On this item, we have qualified nations such as Troy, Celtiberia, Tartessos, as well as those of the African and European Northwest, for they are, at least mythically, very much connected with navigation. However, they all present hardly any traces of the extensive network of canals described by Plato, or any solid evidence of their early maritime ability.

Incan Peru also affords no concrete evidence of extensive seaports, though we recognize its maritime skill. Perhaps these ports and canals were submerged in the cataclysm, though any confirmatory evidence of this is definitely lacking.

Crete was undoubtedly a maritime power, and so were the Scandinavian nations with their world roving Vikings. The two Indies (India and Indonesia) are acknowledged for their intensive trade with the ancient Middle East and the Far East, and possibly even the Americas. The African Northwest was settled by the Phoenicians, who had colonies in Tartessos, Carthage and Cadiz (Gadeira). However, it is difficult to establish that such colonies indeed date from Atlantean times, as the archaeological searches point to post-Bronze Age settlements only. Indeed, these are so small as to suggest that they were mere outposts of the Phoenicians, used for the re-supplying of their ships during their frequent travels to the Indies, with which they maintained a regular commerce from remotest antiquity.

On Antarctica and on some possible sunken Atlantic island or continent we have any no clearcut, scientifically acceptable evidence, and the matter awaits confirmation by the experts. Their pronouncements up to now have unanimously affirmed that both notions are scientifically preposterous, a conclusion that should not be taken lightly. The important thing to keep in mind is that the main feature of Atlantis was its naval prowess and the impressive network of canals and sluices for both navigational purposes, as well as for agricultural irrigation. Such wonders of hydraulic engineering we only find in the Far East and, perhaps, in the Amazonian extensions of the Incan empire, as some authorities believe.

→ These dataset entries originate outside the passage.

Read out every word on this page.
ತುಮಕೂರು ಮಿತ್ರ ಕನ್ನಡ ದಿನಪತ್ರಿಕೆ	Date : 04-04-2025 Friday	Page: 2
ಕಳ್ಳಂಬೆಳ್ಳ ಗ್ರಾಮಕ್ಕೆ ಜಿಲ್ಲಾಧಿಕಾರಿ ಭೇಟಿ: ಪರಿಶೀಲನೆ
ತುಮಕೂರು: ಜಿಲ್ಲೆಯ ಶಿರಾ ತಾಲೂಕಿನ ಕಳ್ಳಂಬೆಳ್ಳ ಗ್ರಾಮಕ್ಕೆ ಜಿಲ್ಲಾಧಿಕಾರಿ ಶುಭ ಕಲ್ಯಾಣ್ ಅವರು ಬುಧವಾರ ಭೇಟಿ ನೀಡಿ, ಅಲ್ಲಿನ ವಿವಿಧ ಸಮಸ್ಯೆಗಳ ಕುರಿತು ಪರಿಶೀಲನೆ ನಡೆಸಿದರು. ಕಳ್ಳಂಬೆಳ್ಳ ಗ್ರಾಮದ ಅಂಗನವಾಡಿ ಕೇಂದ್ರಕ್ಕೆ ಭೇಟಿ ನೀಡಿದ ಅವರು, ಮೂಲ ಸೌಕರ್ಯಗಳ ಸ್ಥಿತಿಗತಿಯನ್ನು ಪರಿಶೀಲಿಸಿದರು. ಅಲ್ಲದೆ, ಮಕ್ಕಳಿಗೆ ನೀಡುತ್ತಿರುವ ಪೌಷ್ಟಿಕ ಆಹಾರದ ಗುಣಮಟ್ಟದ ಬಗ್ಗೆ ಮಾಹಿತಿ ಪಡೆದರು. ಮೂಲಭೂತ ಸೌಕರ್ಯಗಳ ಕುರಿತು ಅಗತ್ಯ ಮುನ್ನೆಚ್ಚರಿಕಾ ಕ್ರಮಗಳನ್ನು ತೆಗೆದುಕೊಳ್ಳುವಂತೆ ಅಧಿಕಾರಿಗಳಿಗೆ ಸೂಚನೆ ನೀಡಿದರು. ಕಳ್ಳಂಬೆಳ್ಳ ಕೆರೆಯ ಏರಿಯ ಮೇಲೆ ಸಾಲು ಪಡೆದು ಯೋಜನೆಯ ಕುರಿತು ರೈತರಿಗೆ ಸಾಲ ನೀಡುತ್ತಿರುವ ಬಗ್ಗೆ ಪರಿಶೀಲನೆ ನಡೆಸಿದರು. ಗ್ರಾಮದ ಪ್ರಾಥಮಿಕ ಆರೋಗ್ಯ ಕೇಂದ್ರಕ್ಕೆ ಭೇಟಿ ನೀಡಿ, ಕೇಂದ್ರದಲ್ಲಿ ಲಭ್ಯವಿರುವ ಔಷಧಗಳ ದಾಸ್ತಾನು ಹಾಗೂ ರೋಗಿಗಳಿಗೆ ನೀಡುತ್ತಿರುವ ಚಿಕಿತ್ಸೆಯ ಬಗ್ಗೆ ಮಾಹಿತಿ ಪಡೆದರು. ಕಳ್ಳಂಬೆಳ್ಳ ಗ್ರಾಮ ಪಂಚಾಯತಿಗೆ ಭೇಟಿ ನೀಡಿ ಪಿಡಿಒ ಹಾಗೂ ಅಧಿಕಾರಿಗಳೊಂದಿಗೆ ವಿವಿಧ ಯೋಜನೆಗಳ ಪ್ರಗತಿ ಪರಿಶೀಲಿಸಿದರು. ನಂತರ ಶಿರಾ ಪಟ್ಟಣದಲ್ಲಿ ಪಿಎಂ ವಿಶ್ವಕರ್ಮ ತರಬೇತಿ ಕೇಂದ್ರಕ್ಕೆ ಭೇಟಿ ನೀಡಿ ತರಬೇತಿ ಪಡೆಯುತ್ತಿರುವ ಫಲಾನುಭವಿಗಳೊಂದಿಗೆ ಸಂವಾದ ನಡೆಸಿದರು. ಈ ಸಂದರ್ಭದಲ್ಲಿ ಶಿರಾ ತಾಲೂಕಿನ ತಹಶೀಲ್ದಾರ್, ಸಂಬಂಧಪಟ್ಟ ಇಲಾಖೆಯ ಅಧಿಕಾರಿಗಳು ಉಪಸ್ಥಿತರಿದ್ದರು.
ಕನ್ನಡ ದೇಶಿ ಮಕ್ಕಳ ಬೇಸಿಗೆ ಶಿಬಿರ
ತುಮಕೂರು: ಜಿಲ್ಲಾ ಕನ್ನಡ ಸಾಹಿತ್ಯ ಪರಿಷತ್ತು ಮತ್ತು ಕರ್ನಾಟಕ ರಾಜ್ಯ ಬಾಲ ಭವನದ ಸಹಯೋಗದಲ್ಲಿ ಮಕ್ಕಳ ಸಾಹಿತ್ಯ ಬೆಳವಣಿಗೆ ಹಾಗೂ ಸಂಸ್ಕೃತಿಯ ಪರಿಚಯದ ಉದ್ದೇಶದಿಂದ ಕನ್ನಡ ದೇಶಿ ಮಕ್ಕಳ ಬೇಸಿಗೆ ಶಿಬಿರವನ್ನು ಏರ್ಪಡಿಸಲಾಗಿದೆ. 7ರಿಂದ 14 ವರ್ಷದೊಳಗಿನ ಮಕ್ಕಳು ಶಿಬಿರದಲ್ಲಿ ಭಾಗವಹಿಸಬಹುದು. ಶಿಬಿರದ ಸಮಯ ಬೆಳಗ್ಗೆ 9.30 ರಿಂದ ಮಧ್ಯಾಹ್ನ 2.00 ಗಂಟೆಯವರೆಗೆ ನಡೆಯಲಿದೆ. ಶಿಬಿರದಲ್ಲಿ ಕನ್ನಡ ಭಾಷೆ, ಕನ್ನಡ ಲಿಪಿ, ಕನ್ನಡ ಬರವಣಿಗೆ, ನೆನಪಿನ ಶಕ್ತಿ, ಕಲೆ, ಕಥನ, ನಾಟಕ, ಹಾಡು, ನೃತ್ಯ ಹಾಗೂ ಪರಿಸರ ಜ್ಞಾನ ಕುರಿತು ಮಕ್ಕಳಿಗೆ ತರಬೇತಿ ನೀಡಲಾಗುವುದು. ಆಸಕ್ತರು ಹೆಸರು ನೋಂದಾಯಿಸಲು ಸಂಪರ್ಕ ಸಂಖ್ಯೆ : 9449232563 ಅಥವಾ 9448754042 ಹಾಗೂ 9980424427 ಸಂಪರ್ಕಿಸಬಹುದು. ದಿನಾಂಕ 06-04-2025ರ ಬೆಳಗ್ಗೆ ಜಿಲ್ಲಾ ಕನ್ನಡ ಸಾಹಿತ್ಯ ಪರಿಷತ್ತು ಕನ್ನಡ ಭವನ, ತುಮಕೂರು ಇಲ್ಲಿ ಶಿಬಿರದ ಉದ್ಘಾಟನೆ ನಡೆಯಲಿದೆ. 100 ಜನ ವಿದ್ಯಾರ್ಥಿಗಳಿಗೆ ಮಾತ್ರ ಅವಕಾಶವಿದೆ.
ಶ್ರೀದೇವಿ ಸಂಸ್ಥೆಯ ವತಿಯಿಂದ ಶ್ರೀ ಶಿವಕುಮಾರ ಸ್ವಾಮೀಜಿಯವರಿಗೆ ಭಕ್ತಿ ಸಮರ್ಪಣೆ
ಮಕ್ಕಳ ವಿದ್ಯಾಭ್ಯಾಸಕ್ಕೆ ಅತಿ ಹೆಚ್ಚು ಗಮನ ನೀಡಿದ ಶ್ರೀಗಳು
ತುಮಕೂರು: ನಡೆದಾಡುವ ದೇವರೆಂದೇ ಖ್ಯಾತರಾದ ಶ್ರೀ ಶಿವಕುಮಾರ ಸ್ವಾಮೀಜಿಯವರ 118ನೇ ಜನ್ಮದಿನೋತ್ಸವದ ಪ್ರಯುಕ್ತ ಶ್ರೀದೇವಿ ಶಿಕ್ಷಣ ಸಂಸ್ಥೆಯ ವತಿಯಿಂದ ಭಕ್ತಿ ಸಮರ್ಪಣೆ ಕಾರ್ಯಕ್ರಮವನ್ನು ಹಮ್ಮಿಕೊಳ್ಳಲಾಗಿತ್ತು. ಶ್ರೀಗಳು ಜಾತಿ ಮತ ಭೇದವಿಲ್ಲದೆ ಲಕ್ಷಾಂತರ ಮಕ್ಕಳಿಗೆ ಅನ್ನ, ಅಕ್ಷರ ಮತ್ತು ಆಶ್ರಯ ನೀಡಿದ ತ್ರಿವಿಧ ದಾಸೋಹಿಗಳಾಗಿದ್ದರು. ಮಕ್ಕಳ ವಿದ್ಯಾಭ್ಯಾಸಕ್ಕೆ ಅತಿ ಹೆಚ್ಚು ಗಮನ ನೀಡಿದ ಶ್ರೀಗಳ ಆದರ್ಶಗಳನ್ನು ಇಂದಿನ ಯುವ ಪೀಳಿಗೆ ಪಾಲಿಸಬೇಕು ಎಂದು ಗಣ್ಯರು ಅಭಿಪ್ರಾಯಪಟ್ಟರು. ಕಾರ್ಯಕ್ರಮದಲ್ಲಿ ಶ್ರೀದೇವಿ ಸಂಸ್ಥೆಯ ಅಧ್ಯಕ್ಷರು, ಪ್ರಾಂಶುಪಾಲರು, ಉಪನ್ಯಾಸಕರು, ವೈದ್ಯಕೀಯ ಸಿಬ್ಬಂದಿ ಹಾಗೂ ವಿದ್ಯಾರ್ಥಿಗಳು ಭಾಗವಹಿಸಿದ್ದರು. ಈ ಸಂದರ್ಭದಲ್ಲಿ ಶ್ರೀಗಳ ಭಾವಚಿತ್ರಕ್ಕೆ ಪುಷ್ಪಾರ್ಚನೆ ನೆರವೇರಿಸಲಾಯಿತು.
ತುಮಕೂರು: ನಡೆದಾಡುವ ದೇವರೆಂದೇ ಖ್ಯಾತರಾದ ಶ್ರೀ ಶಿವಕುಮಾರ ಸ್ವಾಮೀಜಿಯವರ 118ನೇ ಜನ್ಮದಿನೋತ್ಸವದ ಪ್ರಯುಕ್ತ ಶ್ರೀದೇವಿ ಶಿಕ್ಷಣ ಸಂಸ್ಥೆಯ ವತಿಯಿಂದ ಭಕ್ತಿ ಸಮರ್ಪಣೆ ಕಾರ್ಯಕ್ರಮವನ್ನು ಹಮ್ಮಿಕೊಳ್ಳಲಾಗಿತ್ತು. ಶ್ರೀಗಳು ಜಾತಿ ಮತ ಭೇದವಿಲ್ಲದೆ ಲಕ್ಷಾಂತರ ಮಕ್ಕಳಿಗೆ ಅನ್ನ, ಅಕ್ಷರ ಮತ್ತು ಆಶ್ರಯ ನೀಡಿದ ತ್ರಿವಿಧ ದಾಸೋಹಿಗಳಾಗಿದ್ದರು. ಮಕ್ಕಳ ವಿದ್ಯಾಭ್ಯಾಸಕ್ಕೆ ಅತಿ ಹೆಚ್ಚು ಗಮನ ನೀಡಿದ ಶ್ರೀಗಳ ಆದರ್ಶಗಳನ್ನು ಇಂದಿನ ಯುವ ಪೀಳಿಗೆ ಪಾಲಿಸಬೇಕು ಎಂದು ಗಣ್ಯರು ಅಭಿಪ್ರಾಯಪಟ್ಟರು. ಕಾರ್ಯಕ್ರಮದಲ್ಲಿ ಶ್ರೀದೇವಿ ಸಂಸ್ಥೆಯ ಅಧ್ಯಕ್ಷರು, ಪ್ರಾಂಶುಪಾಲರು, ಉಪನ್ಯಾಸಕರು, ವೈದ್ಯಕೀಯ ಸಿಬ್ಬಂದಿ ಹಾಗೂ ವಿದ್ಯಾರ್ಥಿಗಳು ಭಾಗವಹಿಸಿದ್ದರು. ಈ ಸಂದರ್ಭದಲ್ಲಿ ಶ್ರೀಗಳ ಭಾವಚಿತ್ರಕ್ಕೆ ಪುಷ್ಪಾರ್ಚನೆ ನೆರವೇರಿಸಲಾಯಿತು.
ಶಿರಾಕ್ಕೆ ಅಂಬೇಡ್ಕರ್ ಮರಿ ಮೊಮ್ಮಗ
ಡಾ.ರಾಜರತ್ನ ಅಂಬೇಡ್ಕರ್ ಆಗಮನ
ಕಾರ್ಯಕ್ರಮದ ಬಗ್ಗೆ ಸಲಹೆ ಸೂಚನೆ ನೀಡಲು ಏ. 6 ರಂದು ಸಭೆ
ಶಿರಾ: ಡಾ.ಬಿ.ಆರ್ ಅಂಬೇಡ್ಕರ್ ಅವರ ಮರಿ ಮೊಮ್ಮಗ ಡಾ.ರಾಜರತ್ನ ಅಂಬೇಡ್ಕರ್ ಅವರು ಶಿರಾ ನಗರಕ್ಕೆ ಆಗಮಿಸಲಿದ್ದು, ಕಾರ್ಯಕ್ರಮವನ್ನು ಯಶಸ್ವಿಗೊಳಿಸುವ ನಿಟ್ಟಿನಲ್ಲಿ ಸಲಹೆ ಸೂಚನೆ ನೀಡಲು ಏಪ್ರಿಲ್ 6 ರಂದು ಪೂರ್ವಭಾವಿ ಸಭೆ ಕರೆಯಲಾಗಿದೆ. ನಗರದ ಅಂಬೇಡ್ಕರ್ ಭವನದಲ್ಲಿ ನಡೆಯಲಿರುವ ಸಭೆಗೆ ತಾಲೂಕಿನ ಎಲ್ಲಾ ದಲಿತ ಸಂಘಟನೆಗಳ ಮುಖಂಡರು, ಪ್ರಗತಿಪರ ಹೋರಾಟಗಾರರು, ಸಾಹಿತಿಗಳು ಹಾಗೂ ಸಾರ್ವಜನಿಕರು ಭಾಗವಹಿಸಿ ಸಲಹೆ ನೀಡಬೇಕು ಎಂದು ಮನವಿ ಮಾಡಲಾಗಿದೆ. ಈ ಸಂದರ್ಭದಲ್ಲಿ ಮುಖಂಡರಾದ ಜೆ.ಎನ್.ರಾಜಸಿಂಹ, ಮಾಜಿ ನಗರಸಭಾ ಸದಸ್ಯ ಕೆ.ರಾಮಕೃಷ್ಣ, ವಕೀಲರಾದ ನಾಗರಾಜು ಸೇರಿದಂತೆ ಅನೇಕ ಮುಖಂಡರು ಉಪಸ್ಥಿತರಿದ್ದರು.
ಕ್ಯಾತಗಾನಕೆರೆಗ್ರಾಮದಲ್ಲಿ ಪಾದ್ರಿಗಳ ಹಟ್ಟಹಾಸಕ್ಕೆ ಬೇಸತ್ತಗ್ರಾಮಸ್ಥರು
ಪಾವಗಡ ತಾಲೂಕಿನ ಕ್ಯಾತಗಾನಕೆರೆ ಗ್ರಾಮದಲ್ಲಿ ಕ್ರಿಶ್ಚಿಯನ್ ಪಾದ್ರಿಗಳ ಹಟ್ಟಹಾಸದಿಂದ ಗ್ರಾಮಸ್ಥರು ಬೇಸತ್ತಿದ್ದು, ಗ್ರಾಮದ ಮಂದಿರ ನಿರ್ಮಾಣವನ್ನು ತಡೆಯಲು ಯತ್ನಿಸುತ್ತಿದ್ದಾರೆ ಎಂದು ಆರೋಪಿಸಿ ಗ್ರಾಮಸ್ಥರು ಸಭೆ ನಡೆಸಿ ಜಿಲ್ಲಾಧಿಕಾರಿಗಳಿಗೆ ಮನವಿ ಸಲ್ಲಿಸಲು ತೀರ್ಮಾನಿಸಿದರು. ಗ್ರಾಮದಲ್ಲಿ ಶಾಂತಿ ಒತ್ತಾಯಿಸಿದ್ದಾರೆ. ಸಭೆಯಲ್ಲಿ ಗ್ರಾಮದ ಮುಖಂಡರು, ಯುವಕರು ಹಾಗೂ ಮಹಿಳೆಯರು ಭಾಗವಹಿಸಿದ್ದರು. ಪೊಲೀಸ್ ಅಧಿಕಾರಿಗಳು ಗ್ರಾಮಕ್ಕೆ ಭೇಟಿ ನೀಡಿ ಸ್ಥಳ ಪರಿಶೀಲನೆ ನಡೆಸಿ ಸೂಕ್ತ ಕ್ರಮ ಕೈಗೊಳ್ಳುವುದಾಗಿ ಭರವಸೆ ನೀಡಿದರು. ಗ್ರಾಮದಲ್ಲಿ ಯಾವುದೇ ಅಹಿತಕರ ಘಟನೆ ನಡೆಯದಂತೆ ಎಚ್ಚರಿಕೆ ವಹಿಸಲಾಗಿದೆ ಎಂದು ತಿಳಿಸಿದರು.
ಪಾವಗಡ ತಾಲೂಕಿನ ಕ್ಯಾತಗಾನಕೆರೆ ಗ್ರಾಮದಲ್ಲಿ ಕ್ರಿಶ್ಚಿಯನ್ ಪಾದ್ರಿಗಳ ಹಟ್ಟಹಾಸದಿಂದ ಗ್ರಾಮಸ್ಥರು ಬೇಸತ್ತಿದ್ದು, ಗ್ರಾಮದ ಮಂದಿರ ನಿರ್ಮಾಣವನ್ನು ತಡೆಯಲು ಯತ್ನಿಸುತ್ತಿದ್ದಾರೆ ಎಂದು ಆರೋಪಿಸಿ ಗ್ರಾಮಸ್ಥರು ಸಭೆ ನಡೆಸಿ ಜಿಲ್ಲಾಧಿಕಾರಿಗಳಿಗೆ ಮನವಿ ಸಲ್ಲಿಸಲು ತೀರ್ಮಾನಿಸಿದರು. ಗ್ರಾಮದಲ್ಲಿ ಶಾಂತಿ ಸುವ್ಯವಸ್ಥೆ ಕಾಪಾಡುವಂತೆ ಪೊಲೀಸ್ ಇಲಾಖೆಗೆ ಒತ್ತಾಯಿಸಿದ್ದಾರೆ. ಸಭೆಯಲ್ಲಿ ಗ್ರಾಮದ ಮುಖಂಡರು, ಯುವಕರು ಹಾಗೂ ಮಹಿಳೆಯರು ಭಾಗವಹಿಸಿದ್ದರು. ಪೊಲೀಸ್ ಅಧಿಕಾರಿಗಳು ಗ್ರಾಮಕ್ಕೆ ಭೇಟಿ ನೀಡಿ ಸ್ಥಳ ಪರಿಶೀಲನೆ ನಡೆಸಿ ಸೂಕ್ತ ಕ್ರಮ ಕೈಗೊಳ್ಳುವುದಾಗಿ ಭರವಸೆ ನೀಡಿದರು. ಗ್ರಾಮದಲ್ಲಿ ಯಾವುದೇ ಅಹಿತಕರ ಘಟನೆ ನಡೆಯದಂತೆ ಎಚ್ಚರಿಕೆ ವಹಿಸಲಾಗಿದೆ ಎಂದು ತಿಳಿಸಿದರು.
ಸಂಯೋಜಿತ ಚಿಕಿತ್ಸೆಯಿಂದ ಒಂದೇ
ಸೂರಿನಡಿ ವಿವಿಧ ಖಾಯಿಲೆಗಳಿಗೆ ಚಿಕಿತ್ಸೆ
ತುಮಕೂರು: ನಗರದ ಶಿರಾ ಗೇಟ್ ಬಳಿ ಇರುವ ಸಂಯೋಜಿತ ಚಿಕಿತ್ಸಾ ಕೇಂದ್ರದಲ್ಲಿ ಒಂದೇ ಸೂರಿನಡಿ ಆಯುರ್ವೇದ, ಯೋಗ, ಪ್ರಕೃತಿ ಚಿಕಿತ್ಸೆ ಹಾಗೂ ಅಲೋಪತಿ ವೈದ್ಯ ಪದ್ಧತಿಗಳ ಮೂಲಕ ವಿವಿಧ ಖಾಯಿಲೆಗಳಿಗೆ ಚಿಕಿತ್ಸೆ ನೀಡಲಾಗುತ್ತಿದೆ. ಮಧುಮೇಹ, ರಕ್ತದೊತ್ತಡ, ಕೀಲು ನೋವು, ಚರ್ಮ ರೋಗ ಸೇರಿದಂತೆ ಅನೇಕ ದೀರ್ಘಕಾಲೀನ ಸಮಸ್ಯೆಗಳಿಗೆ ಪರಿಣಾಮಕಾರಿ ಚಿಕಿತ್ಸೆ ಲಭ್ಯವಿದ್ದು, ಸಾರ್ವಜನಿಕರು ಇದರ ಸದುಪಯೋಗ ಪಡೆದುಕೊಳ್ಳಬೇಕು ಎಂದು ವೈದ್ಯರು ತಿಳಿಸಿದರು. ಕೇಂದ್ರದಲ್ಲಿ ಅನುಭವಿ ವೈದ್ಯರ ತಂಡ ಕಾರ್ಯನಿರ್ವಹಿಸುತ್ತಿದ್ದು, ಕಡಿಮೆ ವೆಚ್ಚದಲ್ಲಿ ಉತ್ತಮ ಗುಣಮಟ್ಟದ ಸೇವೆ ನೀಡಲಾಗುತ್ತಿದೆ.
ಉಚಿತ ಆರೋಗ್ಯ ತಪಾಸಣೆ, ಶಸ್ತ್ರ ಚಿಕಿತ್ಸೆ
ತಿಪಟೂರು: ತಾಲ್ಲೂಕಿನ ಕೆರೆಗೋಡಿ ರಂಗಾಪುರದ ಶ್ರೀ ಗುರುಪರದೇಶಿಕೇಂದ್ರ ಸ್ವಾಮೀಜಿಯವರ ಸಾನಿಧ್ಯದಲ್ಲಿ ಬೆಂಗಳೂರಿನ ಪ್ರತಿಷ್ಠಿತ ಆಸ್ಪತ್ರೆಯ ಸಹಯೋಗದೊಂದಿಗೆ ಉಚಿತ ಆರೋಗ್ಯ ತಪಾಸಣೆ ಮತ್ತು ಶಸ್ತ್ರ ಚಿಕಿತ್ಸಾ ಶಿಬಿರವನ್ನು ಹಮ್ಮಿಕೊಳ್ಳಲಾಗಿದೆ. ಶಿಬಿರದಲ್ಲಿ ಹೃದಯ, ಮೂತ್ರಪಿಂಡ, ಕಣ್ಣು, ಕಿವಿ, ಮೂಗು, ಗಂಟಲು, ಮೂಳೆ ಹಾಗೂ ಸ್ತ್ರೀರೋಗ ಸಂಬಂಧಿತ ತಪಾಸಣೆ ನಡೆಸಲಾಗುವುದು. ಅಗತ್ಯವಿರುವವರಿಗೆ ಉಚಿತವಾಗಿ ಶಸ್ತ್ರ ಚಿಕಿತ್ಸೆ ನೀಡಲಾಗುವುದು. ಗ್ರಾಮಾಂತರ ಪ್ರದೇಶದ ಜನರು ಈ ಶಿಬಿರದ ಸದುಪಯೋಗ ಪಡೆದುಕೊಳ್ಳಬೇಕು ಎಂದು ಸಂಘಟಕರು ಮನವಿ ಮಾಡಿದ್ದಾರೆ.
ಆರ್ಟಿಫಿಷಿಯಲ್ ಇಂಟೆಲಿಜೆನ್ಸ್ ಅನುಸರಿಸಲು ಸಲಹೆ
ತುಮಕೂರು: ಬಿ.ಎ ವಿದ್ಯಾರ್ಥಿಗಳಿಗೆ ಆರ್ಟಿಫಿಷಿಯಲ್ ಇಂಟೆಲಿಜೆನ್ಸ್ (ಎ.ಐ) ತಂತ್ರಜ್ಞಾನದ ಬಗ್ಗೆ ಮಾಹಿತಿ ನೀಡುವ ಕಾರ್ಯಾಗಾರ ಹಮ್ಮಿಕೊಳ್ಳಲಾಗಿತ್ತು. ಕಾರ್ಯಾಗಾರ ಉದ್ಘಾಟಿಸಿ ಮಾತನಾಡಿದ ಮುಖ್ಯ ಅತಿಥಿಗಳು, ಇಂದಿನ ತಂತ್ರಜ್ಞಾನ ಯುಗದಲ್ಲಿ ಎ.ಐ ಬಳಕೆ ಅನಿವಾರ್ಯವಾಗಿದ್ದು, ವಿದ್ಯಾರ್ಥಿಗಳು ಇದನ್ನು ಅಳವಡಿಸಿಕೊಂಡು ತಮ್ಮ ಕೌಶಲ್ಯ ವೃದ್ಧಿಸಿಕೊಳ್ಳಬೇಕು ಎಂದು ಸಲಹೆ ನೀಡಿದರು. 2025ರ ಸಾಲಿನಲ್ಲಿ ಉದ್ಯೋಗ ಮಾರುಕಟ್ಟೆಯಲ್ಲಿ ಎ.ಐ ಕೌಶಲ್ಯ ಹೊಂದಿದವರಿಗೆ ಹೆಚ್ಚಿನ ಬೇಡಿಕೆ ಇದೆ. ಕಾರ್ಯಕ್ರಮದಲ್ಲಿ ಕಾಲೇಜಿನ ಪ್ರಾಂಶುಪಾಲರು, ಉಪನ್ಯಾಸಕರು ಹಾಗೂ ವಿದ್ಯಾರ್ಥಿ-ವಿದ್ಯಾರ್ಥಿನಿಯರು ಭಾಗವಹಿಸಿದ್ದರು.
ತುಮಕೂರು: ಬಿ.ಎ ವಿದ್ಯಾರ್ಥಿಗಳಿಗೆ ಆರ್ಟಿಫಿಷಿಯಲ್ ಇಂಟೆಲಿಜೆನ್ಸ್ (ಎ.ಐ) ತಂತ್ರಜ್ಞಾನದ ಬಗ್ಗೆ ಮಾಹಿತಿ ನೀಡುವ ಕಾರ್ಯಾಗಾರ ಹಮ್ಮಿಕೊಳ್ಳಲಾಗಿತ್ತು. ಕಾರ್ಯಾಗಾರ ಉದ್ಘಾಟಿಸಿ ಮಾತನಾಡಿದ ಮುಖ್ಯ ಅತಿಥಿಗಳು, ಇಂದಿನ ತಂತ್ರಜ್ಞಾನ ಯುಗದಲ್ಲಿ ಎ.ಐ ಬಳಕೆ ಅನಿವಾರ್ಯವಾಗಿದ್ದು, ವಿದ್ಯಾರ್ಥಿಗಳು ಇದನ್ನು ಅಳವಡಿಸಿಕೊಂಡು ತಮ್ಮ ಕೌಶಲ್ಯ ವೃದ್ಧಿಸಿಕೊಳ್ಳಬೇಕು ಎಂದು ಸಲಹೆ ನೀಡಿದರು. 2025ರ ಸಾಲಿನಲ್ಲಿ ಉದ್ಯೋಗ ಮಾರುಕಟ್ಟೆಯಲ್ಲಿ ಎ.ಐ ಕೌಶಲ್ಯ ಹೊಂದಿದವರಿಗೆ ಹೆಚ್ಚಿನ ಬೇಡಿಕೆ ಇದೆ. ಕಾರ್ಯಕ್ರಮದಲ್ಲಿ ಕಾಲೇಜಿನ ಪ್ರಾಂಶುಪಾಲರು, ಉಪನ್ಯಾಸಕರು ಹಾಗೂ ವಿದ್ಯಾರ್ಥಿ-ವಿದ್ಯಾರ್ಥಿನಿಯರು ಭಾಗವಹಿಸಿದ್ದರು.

3) Continental Size and Sacred Geometry

Plato’s text is somewhat confused on the actual size of Atlantis. Indeed it should be understood that he speaks of two Atlantises: the true one and the “skeletal” realm he calls by the name of “Primeval Greece”. By such “Greeks” the enemies and vanquishers of Atlantis Plato indeed means the Aryans and their long lost Aryanavarta (“Country of the Aryans”) that is indeed the sunken realm of Lemurian Atlantis.

Actually, the “skeleton” of this primordial Atlantis now forms the Indonesian archipelago, whose islands are the volcanic peaks that remained above the water when the immense expanse of the Elysian Plains sunk under the sea. These islands are now reduced to the Realm of the Dead known to the Greeks as the Islands of the Blest. But they once formed a vast continent, now mostly sunken under the South China Sea. This huge piece of land was, then, indeed “greater than Asia [Minor] and Libya [North Africa] put together”, precisely as Plato asserted of Atlantis.[See Fig.1]

The second Atlantis of Plato and other mythographers is that part of India whose remains can now be observed in the Indus and the Ganges valleys. Both were the sites of magnificent civilizations such as those of Harappa and Mohenjo-Daro. Plato also speaks of the Atlantean capital called Atlantis by him and Poseidonis by certain Atlantologists. This royal capital indeed reserved for the nobility, the priesthood and the royal guard has often been confused with the whole of Atlantis by a few researchers. But is was only a small island, the sacred capital of the whole empire.

We find, to be sure, several capitals that imitated or attempted to imitate the Atlantean capital. One such was the royal capital of the Incas, located in an islet of Lake Titicaca, in the neighborhood of Tiahuanaco (Bolivia). Another one was the island of Thera (Santorini), perhaps the sacred capital of Minoan Crete, as some Atlantologists will. Troy too was described by Homer as fitting this sacred paradigm, and to have been submerged by the Flood after its destruction by the Bronze Age “Greeks”.

Schliemann’s “Troy” in Turkey hardly fits this standard description.